Ask HN: What is a CTO's responsibility when a startup prepares for exit? - steone
======
devd
Depends on the size of the startup & the acquirer and the role that you
played. Usually:

\- Prepare a master presentation explaining the architecture, infrastructure,
security, usage stats among other things. You will have to present this to
different stakeholders (CTO, CIO, VP of Engineering, Product Management) - so
keep it generic, but be prepared to dive into specific topics depending upon
the audience.

\- Get documentation in order. Design documents, Use cases, processes, all
services used along with cost per month/year

\- Get Copyright issues in order. Ensure that you are in compliant with
licenses of all components that you are using. You should have a document
assigning copyright to the company from all employees and contractors.
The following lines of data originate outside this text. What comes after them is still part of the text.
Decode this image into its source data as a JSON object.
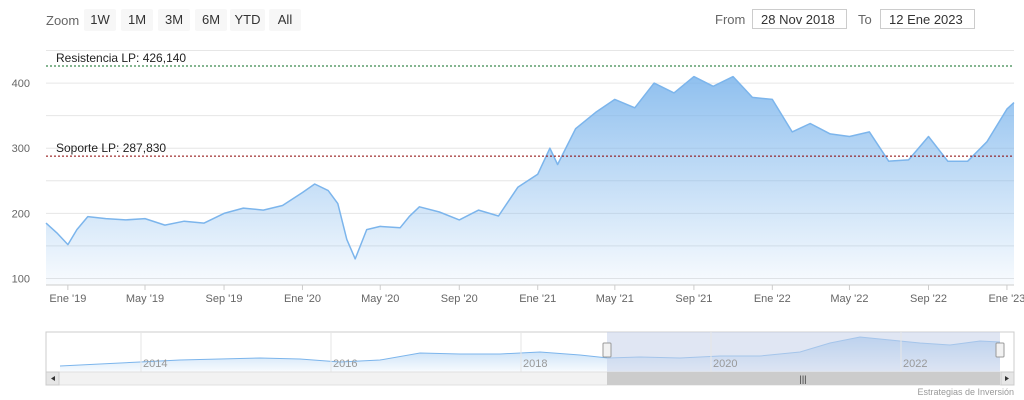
{
  "toolbar": {
    "zoom_label": "Zoom",
    "buttons": [
      "1W",
      "1M",
      "3M",
      "6M",
      "YTD",
      "All"
    ],
    "from_label": "From",
    "from_value": "28 Nov 2018",
    "to_label": "To",
    "to_value": "12 Ene 2023"
  },
  "credits": "Estrategias de Inversión",
  "colors": {
    "line": "#7cb5ec",
    "resistance": "#0a6b22",
    "support": "#8b0000",
    "navigator_mask": "#c7d2ea"
  },
  "chart_data": {
    "type": "area",
    "title": "",
    "xlabel": "",
    "ylabel": "",
    "ylim": [
      90,
      460
    ],
    "yticks": [
      100,
      200,
      300,
      400
    ],
    "xtick_labels": [
      "Ene '19",
      "May '19",
      "Sep '19",
      "Ene '20",
      "May '20",
      "Sep '20",
      "Ene '21",
      "May '21",
      "Sep '21",
      "Ene '22",
      "May '22",
      "Sep '22",
      "Ene '23"
    ],
    "grid": true,
    "series": [
      {
        "x": [
          "2018-11-28",
          "2018-12-15",
          "2019-01-01",
          "2019-01-15",
          "2019-02-01",
          "2019-03-01",
          "2019-04-01",
          "2019-05-01",
          "2019-06-01",
          "2019-07-01",
          "2019-08-01",
          "2019-09-01",
          "2019-10-01",
          "2019-11-01",
          "2019-12-01",
          "2020-01-01",
          "2020-01-20",
          "2020-02-10",
          "2020-02-25",
          "2020-03-10",
          "2020-03-23",
          "2020-04-10",
          "2020-05-01",
          "2020-06-01",
          "2020-06-15",
          "2020-07-01",
          "2020-08-01",
          "2020-09-01",
          "2020-10-01",
          "2020-11-01",
          "2020-12-01",
          "2021-01-01",
          "2021-01-20",
          "2021-02-01",
          "2021-03-01",
          "2021-04-01",
          "2021-05-01",
          "2021-06-01",
          "2021-07-01",
          "2021-08-01",
          "2021-09-01",
          "2021-10-01",
          "2021-11-01",
          "2021-12-01",
          "2022-01-01",
          "2022-02-01",
          "2022-03-01",
          "2022-04-01",
          "2022-05-01",
          "2022-06-01",
          "2022-07-01",
          "2022-08-01",
          "2022-09-01",
          "2022-10-01",
          "2022-11-01",
          "2022-12-01",
          "2023-01-01",
          "2023-01-12"
        ],
        "values": [
          185,
          170,
          152,
          175,
          195,
          192,
          190,
          192,
          182,
          188,
          185,
          200,
          208,
          205,
          212,
          232,
          245,
          235,
          215,
          160,
          130,
          175,
          180,
          178,
          195,
          210,
          202,
          190,
          205,
          196,
          240,
          260,
          300,
          275,
          330,
          355,
          375,
          362,
          400,
          385,
          410,
          395,
          410,
          378,
          375,
          325,
          338,
          322,
          318,
          325,
          280,
          282,
          318,
          280,
          280,
          310,
          360,
          370
        ]
      }
    ],
    "annotations": [
      {
        "label": "Resistencia LP: 426,140",
        "value": 426.14
      },
      {
        "label": "Soporte LP: 287,830",
        "value": 287.83
      }
    ],
    "navigator": {
      "xtick_labels": [
        "2014",
        "2016",
        "2018",
        "2020",
        "2022"
      ]
    }
  }
}
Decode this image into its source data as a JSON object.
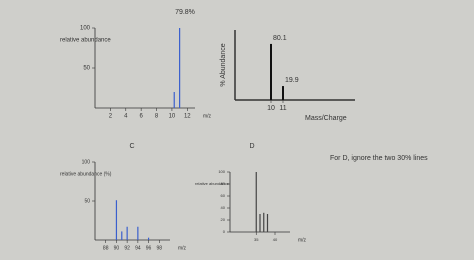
{
  "chart_data": [
    {
      "type": "bar",
      "title": "79.8%",
      "ylabel": "relative abundance",
      "xlabel": "m/z",
      "x": [
        10.3,
        11
      ],
      "values": [
        20,
        100
      ],
      "color": "#3a5fcd",
      "xlim": [
        0,
        13
      ],
      "xticks": [
        2,
        4,
        6,
        8,
        10,
        12
      ],
      "ylim": [
        0,
        100
      ],
      "yticks": [
        50,
        100
      ]
    },
    {
      "type": "bar",
      "ylabel": "% Abundance",
      "xlabel": "Mass/Charge",
      "x": [
        10,
        11
      ],
      "values": [
        80.1,
        19.9
      ],
      "color": "#111111",
      "xlim": [
        7,
        17
      ],
      "xticks": [
        10,
        11
      ],
      "ylim": [
        0,
        100
      ]
    },
    {
      "type": "bar",
      "title": "C",
      "ylabel": "relative abundance (%)",
      "xlabel": "m/z",
      "x": [
        90,
        91,
        92,
        94,
        96
      ],
      "values": [
        51,
        11,
        17,
        17,
        3
      ],
      "color": "#3a5fcd",
      "xlim": [
        86,
        100
      ],
      "xticks": [
        88,
        90,
        92,
        94,
        96,
        98
      ],
      "ylim": [
        0,
        100
      ],
      "yticks": [
        50,
        100
      ]
    },
    {
      "type": "bar",
      "title": "D",
      "ylabel": "relative abundance",
      "xlabel": "m/z",
      "x": [
        35,
        36,
        37,
        38
      ],
      "values": [
        100,
        30,
        32,
        30
      ],
      "color": "#444444",
      "xlim": [
        28,
        44
      ],
      "xticks": [
        35,
        40
      ],
      "ylim": [
        0,
        100
      ],
      "yticks": [
        0,
        20,
        40,
        60,
        80,
        100
      ]
    }
  ],
  "note": "For D, ignore the two 30% lines"
}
\- Be prepared for a code review.

------
pandemicsyn
Make sure you're technical house is in order. If you're selling/changing
ownership make sure access to systems/services are documented. While you're at
it, make sure you're not paying for stale services or over paying on existing
services and infrastructure.

------
j45
Ensure a proper and complete master flowchart is in place of the entire
business, for each step in the flow chart that a document is attached to it to
explain each area, or step itself. Incoming team will have a starting point to
keep busy. I tend to use confluence + gliffy for an integrated wiki and
diagram, it's highly productive and easy enough to use and maintain.